As in the first volume, Design, Volume 2, is about recognizing something iconic, then meeting the people and companies who made it , and investigating the rules, precepts, and inspirations from which they worked. This set looks at the Concorde, the Vespa scooter, the Lounge Chair by Chales and Ray Eames, the Leica, the Bookworm book rack, and the Conica coffee maker.

Form and Function

The bookworm bookshelf worms its way around your wall
The bookworm bookshelf worms its way around your wall

The DVD as a whole is a mixed bag because there are six short films (25 minutes each). When they are bad, it’s because they are slow and sparse. Footage of the Leica rotating, rotating, with no narrator to imparting facts, feels like it was shot and edited by someone with a misplaced obsession. Sometimes it feels like the writers are padding their scripts with tangents (do we really need to know the history of the book to appreciate a bookshelf?), and sometimes it feels like they lose focus by jumping from subject to subject (a baseball game on a certain day in 1951 somehow pertains to the Lounge Chair).

When the segments are good, however, the tangents look more like context. It seems important to know that it was post-World-War-II Italy that gave birth to the Vespa scooter. When the segments are good, the jumps build a multi-faceted perspective, such as the surprisingly complex manufacturing process in producing a perfectly conical cap to the coffee maker.

The best of the bunch are the Concorde, because its design is so all-encompassing, and the Conica, because its design is so simple. The dud of the batch is the Leica, renowned for its reliability, which Design acknowledges but doesn’t explain. Then again, these segments are varied enough to inspire different reactions in different viewers. By all means leave a comment about your own favorites.

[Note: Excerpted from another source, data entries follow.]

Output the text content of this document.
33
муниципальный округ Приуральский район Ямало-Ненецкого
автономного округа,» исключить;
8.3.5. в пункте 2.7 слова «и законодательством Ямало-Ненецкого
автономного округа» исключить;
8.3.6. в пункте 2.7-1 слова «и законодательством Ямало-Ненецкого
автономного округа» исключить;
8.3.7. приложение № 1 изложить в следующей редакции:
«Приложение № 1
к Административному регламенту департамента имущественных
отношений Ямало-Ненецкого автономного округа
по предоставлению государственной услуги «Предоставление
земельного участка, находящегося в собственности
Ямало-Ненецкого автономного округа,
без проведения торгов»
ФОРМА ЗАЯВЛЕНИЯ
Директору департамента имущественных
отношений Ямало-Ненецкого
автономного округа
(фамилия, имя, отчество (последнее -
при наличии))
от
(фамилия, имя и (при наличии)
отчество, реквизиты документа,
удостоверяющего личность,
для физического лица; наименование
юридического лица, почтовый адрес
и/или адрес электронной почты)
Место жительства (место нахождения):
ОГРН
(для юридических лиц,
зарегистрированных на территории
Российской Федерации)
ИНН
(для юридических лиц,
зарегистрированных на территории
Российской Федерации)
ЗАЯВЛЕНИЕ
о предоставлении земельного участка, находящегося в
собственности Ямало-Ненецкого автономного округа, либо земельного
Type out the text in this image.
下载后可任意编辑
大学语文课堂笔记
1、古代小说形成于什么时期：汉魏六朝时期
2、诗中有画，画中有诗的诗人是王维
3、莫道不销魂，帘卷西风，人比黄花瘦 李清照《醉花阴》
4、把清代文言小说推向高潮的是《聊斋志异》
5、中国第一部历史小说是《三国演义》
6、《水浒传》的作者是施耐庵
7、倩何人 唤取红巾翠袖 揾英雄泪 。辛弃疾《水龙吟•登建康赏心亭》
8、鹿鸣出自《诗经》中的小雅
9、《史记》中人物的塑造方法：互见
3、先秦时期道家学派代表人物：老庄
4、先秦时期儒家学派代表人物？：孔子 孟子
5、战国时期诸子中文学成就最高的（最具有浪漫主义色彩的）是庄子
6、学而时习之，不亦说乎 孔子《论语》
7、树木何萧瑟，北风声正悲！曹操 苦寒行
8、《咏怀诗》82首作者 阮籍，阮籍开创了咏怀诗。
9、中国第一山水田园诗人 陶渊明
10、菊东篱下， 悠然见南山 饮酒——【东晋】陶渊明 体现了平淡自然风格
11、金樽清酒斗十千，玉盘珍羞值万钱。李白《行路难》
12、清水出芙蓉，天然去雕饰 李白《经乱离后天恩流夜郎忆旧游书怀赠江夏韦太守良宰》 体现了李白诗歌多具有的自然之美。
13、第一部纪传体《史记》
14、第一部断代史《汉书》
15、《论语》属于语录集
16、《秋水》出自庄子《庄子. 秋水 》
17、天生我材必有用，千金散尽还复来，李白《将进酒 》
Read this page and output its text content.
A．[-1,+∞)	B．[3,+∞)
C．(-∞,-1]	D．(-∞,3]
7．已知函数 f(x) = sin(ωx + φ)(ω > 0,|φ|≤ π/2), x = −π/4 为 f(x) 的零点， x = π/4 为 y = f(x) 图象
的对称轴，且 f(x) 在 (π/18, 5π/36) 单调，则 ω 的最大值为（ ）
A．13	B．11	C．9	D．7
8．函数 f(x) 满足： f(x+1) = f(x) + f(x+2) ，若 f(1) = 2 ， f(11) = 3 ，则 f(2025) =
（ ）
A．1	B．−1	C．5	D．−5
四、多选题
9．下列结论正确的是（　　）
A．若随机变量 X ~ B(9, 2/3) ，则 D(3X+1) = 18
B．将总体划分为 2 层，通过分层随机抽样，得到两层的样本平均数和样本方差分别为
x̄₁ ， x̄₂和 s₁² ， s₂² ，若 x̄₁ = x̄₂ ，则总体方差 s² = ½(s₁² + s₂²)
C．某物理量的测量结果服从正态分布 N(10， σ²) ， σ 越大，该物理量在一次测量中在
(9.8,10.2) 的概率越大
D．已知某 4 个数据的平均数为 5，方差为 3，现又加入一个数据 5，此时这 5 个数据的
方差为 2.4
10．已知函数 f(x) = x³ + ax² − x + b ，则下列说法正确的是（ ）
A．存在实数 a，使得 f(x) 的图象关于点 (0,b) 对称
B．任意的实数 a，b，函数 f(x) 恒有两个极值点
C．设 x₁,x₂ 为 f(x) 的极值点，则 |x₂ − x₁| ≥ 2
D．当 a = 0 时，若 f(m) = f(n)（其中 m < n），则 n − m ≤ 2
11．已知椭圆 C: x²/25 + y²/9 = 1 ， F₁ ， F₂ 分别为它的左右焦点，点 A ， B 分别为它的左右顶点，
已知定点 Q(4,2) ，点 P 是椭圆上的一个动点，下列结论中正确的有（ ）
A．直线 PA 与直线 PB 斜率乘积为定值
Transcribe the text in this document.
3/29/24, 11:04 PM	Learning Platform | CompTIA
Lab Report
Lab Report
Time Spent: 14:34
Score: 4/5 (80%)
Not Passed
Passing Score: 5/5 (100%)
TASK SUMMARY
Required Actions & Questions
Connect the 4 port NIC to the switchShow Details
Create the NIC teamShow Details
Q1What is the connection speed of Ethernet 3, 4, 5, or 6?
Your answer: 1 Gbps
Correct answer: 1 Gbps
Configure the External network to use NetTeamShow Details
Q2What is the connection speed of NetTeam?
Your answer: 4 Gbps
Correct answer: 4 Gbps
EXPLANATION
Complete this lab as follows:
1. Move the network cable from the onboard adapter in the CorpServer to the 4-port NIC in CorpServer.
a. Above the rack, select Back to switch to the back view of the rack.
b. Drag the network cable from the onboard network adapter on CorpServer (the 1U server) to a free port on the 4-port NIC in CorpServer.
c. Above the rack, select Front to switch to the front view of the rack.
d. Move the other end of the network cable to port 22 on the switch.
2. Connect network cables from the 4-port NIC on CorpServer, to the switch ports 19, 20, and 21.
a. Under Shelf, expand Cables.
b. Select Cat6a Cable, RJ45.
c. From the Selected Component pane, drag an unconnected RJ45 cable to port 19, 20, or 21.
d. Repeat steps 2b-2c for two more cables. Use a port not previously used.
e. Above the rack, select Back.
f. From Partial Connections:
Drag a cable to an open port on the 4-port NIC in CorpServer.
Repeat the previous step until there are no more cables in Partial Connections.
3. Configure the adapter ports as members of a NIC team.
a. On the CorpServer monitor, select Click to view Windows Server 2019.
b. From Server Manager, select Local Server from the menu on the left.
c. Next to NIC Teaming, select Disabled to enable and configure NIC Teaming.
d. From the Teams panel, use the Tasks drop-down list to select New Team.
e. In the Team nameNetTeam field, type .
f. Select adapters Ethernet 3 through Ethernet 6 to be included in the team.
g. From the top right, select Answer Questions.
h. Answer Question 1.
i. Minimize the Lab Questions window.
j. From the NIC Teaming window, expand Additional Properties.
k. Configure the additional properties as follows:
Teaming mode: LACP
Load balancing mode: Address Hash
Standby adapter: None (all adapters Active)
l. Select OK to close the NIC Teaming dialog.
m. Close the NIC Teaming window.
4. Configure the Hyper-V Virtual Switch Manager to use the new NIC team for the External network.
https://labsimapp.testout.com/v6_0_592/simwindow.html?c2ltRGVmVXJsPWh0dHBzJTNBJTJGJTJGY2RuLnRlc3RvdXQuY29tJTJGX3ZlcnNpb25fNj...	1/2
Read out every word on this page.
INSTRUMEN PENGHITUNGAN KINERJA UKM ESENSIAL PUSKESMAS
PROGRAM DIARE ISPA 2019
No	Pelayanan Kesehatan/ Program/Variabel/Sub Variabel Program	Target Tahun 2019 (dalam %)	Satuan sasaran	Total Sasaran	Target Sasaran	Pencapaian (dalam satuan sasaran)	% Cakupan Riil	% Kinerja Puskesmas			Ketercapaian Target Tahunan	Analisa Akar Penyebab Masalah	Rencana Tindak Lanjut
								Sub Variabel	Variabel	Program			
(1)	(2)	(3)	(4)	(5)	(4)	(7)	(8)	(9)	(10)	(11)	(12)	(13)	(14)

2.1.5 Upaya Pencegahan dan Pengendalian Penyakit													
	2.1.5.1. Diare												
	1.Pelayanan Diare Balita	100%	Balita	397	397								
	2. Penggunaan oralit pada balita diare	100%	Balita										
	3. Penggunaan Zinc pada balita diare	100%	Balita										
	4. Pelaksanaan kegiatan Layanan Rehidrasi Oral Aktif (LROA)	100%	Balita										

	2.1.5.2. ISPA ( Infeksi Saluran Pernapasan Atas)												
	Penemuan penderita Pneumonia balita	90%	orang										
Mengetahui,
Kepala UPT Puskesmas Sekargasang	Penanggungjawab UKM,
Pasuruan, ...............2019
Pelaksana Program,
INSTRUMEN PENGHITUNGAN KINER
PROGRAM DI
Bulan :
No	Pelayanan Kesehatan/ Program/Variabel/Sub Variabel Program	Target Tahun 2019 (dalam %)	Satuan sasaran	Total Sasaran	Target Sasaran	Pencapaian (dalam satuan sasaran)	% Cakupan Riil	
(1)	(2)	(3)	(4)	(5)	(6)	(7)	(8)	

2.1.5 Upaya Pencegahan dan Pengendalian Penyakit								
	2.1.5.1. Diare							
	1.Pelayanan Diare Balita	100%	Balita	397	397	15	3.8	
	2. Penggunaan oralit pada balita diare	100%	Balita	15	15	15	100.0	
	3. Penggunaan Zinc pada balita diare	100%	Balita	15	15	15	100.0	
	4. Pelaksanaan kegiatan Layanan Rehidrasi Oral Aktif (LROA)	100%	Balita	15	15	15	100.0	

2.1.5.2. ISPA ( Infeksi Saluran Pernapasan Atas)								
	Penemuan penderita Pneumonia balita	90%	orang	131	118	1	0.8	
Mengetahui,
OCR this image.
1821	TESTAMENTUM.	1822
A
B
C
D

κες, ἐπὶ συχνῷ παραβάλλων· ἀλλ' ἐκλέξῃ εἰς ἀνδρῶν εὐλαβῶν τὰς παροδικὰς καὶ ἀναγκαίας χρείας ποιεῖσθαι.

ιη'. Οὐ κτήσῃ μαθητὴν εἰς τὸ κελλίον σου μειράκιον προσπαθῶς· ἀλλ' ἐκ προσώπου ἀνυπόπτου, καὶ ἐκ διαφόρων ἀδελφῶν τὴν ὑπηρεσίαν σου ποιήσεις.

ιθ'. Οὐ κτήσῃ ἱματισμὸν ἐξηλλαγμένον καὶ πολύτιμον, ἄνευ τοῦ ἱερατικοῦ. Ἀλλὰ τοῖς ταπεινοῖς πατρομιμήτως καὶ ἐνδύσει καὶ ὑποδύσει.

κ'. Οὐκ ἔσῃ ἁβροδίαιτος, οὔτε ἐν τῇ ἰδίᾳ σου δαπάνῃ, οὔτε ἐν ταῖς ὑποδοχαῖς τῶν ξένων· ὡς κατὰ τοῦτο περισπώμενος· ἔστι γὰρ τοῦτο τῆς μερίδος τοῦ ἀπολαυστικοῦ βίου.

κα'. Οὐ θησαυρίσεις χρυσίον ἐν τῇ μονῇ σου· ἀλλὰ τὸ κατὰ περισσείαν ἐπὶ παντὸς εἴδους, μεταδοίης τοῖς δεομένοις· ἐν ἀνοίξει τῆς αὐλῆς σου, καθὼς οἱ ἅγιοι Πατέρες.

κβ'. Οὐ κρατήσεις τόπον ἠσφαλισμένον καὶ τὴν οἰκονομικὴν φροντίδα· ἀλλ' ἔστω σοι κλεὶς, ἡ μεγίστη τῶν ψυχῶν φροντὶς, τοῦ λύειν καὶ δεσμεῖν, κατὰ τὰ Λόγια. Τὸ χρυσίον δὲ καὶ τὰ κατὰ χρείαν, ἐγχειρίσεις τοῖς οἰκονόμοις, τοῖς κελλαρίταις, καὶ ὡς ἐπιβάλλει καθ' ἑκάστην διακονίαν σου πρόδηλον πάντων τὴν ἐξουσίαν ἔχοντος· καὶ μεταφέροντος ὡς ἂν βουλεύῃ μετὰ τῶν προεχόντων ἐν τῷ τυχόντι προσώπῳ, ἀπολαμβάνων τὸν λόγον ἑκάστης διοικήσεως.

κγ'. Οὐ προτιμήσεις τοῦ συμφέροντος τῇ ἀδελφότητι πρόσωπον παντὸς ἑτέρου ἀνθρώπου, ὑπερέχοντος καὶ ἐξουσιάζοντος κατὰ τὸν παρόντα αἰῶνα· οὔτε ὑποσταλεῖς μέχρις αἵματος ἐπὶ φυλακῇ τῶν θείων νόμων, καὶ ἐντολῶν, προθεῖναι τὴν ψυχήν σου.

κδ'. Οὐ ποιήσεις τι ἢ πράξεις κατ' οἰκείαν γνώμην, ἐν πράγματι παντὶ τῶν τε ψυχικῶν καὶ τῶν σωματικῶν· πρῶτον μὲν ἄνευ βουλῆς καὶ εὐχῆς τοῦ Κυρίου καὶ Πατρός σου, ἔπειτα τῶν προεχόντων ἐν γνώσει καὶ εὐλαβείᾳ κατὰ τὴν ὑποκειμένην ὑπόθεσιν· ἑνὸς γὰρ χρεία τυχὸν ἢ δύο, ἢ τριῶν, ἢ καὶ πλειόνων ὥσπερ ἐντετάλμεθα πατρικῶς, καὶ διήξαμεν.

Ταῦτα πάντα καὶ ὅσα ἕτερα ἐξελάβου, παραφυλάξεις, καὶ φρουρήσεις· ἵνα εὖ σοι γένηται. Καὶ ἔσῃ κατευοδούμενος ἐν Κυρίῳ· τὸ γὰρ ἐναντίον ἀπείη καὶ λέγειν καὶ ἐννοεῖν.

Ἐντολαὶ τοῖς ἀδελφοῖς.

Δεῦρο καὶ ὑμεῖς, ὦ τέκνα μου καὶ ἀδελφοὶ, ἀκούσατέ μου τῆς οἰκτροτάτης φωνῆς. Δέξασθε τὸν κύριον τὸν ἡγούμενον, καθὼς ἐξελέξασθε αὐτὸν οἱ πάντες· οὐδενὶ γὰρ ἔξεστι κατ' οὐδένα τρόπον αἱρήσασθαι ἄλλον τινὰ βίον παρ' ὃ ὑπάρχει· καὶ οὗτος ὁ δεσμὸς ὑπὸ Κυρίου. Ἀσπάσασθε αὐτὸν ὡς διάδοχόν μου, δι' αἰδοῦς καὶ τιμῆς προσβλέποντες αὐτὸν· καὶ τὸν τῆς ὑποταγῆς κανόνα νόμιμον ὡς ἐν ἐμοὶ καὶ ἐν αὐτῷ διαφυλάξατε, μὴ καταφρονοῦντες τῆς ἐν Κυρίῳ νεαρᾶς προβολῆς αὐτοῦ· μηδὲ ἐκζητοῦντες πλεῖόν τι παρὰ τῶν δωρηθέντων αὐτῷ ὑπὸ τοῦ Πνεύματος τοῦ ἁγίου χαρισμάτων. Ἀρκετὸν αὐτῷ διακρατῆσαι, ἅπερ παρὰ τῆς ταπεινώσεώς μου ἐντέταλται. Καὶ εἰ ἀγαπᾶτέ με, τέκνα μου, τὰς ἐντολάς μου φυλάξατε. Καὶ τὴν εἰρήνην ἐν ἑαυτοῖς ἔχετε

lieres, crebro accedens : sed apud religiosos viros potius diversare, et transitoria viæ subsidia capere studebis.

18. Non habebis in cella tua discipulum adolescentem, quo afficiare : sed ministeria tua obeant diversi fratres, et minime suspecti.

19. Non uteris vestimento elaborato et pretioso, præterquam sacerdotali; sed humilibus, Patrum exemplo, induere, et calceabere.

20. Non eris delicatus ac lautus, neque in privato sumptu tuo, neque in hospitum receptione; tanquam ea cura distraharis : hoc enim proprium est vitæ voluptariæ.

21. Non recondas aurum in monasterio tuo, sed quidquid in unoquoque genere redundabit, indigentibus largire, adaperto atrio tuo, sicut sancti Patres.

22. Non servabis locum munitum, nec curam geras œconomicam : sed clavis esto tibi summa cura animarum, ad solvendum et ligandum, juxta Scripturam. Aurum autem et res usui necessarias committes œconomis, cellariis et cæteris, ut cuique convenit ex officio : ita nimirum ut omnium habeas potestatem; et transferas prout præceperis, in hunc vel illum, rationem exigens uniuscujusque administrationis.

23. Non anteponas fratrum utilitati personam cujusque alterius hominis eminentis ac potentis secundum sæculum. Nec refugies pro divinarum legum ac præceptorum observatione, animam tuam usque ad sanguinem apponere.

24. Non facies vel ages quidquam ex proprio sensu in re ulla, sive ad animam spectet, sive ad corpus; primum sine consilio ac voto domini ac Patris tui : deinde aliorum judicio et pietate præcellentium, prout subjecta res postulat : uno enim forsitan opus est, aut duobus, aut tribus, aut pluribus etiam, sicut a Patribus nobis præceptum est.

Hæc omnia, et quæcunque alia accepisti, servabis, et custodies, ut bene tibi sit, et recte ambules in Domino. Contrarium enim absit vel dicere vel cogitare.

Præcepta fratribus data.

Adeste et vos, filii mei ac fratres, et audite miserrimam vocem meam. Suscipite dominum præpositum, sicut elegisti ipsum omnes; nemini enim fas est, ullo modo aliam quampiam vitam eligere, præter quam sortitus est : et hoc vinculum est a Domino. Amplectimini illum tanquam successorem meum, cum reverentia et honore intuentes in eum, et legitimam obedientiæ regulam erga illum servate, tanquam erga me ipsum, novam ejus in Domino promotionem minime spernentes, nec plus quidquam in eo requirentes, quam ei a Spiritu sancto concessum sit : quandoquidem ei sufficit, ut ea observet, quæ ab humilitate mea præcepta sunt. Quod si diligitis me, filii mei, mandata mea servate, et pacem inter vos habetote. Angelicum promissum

At only 25 minutes each, these films are easy to watch, and if you are (or love) a professional designer, they are essential. But they are not so good that they’ll appeal to an otherwise uninterested audience. Give Design 2 a look if you’re curious. You know who you are.

Picture and Sound

The individual films were produced as early as 1998 and as late as 2007. Since they were all shot on video, Picture quality doesn’t suffer from age, although sound quality and the apparent awe of the computer-generated special effects are dated.

DVD Extras

There are no extra features; just the six segments.

How to Use This DVD

As with the first DVD, feel free to jump around. Watch one that interests you, and then just to surprise yourself, pick the one you think will be the least interesting.